Re: [PATCH v2] perf: Allow restricted kernel breakpoints on user addresses

From: Dmitry Vyukov
Date: Wed Feb 01 2023 - 07:01:36 EST


On Wed, 1 Feb 2023 at 12:54, Mark Rutland <mark.rutland@xxxxxxx> wrote:
>
> Hi Dmitry,
>
> We raced to reply here, so there's more detail in my reply to Marco. I'm
> providing minimal detail here, sorry for being terse! :)
>
> On Wed, Feb 01, 2023 at 10:53:44AM +0100, Dmitry Vyukov wrote:
> > On Wed, 1 Feb 2023 at 10:34, Marco Elver <elver@xxxxxxxxxx> wrote:
> > >
> > > On Mon, 30 Jan 2023 at 11:46, Mark Rutland <mark.rutland@xxxxxxx> wrote:
> > > [...]
> > > > > This again feels like a deficiency with access_ok(). Is there a better
> > > > > primitive than access_ok(), or can we have something that gives us the
> > > > > guarantee that whatever it says is "ok" is a userspace address?
> > > >
> > > > I don't think so, since this is contextual and temporal -- a helper can't give
> > > > a single correct answert in all cases because it could change.
> > >
> > > That's fair, but unfortunate. Just curious: would
> > > copy_from_user_nofault() reliably fail if it tries to access one of
> > > those mappings but where access_ok() said "ok"?
> >
> > I also wonder if these special mappings are ever accessible in a user
> > task context?
>
> No. The special mappings are actually distinct page tables from the user page
> tables, so whenever userspace is executing and can issue a syscall, the user
> page tables are installed.
>
> The special mappings are only installed for transient periods within the
> context of a user task. There *might* be some latent issues with work happening
> in IPI context (e.g. perf user backtrace) on some architectures.
>
> > If yes, can a racing process_vm_readv/writev mess with these special mappings?
>
> No; those happen in task context, and cannot be invoked within the critical
> section where the page tables with the special mappings are installed.
>
> > We could use copy_from_user() to probe that the watchpoint address is
> > legit. But I think the memory can be potentially PROT_NONE but still
> > legit, so copy_from_user() won't work for these corner cases.
>
> Please see my other reply; ahead-of-time checks cannot help here. An address
> might be a legitimate user address and *also* transiently be a special mapping
> (since the two aare in entirely separate page tables).

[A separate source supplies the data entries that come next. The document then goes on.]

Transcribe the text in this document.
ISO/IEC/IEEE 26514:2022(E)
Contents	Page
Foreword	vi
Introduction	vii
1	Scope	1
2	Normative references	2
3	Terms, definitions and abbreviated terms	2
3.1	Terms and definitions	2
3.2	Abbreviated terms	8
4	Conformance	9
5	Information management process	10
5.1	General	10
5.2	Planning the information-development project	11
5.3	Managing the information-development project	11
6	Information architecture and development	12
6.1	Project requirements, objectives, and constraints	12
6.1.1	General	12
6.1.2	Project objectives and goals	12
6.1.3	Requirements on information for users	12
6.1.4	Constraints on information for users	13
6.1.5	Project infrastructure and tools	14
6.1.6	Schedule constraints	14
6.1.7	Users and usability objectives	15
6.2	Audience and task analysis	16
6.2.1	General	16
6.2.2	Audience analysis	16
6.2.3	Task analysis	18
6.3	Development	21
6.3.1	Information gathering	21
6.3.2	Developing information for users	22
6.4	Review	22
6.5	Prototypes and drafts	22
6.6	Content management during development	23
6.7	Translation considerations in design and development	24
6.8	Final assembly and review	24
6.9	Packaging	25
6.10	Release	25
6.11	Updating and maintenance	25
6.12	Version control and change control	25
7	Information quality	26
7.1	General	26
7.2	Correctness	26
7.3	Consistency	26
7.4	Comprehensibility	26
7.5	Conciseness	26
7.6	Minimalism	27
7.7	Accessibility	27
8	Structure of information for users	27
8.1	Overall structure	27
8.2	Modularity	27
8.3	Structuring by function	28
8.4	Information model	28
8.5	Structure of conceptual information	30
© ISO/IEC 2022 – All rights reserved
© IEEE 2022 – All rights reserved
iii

This brings more clarity. Thanks for the explanations.

If addresses overlap, then it seems that the kernel must disable all
watchpoints while the mapping is installed. This patch tries to relax
checks, but CAP_ADMIN can install such watchpoints today. And they can
unintentionally break kernel, or produce false watchpoint triggers.
And if all watchpoints are disabled while the mapping is installed,
then this patch should be OK, right?